Après une session d’automne buissonnière, le président de Conseil de la nation a tout de même trouvé matière à jubiler. Bensalah s’est dit “satisfait de l’excellente performance de l’équipe nationale de football” en Coupe d’Afrique des nations. Il a ensuite souhaité que les joueurs “aillent plus loin en Coupe du monde en Afrique du Sud”.
Peut-être trouvera-t-il motif à se féliciter quand viendra le moment de clôturer la sieste parlementaire de printemps. Et même là, nos sénateurs ne semblent pas plus exigeants de l’élite sportive qu’ils ne le sont d’eux-mêmes.

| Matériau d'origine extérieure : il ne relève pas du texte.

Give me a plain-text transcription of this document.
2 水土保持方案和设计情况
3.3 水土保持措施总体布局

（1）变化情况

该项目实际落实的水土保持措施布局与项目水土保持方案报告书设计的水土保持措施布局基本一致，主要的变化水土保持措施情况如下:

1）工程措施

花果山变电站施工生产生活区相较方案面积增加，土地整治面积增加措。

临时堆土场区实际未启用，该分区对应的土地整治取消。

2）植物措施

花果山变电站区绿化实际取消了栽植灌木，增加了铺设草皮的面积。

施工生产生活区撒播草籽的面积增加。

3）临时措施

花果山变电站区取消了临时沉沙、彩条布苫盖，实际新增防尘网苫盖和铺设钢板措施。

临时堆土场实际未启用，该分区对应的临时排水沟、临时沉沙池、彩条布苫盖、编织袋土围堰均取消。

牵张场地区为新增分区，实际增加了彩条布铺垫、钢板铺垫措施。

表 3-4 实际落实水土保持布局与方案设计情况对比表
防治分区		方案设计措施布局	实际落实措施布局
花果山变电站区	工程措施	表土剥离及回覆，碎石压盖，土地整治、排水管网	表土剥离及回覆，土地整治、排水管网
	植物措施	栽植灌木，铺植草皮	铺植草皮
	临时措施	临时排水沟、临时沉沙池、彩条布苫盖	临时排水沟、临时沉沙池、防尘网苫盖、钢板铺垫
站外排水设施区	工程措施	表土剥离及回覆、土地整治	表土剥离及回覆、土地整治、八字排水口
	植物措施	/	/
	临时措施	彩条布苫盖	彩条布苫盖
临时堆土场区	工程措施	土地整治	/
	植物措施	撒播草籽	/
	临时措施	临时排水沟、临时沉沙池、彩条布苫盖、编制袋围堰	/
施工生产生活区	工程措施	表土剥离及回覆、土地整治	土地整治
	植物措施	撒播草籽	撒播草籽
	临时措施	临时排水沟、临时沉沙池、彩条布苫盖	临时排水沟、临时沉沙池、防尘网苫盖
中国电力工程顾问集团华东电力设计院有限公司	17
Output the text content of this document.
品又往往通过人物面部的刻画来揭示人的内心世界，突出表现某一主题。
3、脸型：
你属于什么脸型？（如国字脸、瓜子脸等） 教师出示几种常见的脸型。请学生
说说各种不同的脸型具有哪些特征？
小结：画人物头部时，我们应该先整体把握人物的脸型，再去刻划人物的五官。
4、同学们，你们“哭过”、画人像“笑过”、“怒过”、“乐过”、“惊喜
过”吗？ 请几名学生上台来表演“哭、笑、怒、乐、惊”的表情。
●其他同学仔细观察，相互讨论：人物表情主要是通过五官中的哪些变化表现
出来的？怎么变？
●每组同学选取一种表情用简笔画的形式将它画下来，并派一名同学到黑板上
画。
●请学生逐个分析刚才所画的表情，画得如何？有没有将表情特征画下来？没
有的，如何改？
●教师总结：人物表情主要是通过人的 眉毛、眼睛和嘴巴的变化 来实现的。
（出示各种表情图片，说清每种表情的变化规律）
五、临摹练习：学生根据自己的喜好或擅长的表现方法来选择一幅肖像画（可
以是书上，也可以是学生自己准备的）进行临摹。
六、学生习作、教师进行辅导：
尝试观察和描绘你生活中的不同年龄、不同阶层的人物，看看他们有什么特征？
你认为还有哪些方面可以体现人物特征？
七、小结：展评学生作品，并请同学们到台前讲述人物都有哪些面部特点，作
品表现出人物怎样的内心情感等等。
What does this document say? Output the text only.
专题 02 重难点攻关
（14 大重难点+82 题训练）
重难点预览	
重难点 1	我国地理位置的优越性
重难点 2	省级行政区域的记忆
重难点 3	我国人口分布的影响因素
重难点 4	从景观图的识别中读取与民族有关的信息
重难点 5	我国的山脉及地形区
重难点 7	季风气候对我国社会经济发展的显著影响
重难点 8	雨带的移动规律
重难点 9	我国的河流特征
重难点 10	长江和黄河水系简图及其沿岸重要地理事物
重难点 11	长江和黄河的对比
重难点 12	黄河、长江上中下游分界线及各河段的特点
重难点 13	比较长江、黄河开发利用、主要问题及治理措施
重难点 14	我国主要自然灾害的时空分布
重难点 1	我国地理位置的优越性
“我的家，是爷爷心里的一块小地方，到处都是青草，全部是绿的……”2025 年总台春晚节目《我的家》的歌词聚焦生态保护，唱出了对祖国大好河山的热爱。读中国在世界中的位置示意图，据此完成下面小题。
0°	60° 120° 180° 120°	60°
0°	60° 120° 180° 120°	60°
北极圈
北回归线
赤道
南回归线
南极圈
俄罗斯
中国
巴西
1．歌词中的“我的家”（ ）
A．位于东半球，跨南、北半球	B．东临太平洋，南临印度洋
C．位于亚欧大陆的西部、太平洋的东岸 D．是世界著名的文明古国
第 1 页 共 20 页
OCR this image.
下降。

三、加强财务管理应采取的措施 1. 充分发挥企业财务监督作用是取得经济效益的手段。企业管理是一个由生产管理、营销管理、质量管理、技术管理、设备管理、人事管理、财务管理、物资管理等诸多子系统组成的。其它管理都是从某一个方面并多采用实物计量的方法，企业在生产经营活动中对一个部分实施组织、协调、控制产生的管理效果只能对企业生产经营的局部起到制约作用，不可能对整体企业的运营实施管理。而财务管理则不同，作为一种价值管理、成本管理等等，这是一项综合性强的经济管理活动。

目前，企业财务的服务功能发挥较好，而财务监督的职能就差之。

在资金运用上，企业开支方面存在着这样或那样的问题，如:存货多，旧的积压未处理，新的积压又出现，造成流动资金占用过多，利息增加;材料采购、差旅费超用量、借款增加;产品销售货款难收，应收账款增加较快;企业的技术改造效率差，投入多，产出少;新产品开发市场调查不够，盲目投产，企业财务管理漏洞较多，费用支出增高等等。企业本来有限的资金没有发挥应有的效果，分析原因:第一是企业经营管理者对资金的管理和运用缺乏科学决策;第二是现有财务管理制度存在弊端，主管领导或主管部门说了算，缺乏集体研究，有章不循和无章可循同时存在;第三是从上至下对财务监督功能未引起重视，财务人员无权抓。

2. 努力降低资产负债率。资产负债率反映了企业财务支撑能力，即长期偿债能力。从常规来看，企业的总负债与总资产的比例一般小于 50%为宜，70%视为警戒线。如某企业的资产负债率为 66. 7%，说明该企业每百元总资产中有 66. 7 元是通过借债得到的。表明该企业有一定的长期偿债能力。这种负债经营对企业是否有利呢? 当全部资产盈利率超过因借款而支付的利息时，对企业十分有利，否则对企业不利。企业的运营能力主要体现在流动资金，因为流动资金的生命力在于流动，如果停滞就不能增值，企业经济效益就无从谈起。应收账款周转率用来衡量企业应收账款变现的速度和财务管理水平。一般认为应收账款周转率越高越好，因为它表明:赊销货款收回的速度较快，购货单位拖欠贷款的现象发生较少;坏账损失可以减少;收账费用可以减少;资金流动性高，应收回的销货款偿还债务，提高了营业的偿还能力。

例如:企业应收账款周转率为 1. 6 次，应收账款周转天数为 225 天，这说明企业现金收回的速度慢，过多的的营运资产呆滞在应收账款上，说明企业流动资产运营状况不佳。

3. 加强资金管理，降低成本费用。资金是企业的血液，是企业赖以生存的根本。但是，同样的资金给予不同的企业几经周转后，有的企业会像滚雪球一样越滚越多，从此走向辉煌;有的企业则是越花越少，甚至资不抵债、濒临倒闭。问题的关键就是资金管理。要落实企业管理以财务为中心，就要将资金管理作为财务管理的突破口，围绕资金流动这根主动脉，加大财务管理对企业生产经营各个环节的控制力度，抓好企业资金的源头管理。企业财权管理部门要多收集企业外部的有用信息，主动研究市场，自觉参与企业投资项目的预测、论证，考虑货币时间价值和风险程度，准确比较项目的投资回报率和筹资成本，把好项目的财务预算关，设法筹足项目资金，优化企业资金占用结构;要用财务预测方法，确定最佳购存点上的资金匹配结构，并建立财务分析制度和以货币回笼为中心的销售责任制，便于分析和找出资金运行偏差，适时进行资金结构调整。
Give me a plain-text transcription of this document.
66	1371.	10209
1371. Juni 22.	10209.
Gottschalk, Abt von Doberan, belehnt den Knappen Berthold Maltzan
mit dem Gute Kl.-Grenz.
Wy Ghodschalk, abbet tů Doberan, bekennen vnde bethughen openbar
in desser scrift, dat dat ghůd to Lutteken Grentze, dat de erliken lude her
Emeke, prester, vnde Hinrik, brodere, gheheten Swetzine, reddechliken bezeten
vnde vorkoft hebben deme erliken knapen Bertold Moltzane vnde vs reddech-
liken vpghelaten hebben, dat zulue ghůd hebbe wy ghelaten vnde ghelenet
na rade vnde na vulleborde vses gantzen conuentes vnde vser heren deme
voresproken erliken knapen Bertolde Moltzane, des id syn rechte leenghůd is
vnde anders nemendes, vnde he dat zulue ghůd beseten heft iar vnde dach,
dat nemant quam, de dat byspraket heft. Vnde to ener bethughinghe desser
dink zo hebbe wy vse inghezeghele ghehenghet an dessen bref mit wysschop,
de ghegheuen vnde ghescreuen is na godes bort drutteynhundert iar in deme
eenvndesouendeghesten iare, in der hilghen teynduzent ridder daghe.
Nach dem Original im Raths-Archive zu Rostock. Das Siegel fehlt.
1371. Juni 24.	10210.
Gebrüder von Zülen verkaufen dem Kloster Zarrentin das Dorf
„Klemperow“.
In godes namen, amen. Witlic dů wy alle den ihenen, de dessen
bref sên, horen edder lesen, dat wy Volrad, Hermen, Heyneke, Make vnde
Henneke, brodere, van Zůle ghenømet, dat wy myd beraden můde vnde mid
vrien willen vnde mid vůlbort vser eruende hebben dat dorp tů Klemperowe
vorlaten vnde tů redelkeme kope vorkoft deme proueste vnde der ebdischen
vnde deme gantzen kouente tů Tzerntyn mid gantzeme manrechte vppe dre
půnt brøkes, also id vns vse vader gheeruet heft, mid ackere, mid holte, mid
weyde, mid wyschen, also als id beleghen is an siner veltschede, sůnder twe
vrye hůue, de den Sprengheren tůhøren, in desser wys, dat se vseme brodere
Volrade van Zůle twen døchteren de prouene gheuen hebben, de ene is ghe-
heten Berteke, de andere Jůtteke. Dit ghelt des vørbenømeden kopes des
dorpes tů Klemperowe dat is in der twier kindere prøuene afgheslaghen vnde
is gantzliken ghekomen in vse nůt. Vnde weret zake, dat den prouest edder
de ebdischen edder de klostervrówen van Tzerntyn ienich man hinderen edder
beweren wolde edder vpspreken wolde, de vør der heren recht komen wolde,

De son côté, le président de l’Assemblée nationale a inventé le concept de para-législatif – c’est-à-dire tout ce qui consiste à ne pas débattre et à ne pas légiférer – pour compenser l’indigence de la production législative. Et s’est dit satisfait… du résultat de la tripartite et de l’augmentation du Smig, oubliant que s’il y a bien un domaine législatif par excellence, c’est le salaire minimum, domaine illégalement confisqué au Parlement et remis à une instance informelle pour des raisons strictement politiciennes. Et puis, il devrait y avoir une certaine gêne à évoquer un Smig de quinze mille dinars à partir d’une institution qui symbolise la prodigalité de l’État quand il s’agit du train de vie de ses institutions et de ses représentants.
Ziari s’est même trompé en déclarant que l’APN a adopté la loi sur l’eau qui vise, selon lui, à “allier l’utilisation rationnelle aux exigences de la préservation du bien public et de l’environnement”. La loi sur l’eau, c’était en 2005. Et, depuis, l’Assemblée est régulièrement sollicitée – en 2005 d’abord, puis en 2007 et en 2009 – pour voter, tous les deux ans, sa suspension et permettre ainsi aux barons du sable de poursuivre le pillage de ressources alluviales ! On est loin de “l’utilisation rationnelle aux exigences de la préservation du bien public et de l’environnement” ! S’agissant des deniers publics et de l’environnement, deux domaines les plus malmenés par l’avidité de plus en plus effrénée des clans, il n’y a pas de quoi pavoiser.

Deux ordonnances et trois projets de loi votés en quatre mois, dont un seul, celui relatif à la loi de finances, a donné lieu à un semblant de débat ! Une maigre récolte qui a fait écrire à un amical lecteur de Montréal, Mourad Kebir, que “sous les décombres, presque décimé, le Parlement haïtien a voté plus de lois que son homologue algérien”.
Pour recourir ainsi à l’équipe nationale de football et à la tripartite, les deux présidents de Chambre ont dû peiner à meubler leurs bilans parlementaires respectifs. Cela dit, on n’attendait pas des miracles d’élus qui n’ont eux-mêmes pas eu à subir l’épreuve du débat. La cooptation clanique soutenue par la fraude électorale ou par l’achat de voix des “grands” électeurs ne prépare pas à l’effort politique, mais au seul assentiment mécanique. La sous-activité parlementaire est symptomatique des régimes autocratiques.
Et à ceux qui entretiennent quelque illusion sur notre démocratie, il suffit de rappeler cette lumineuse boutade d’un ancien haut responsable : “Chez nous, c’est quand on a le pouvoir qu’on se rend compte qu’on ne peut pas décider.”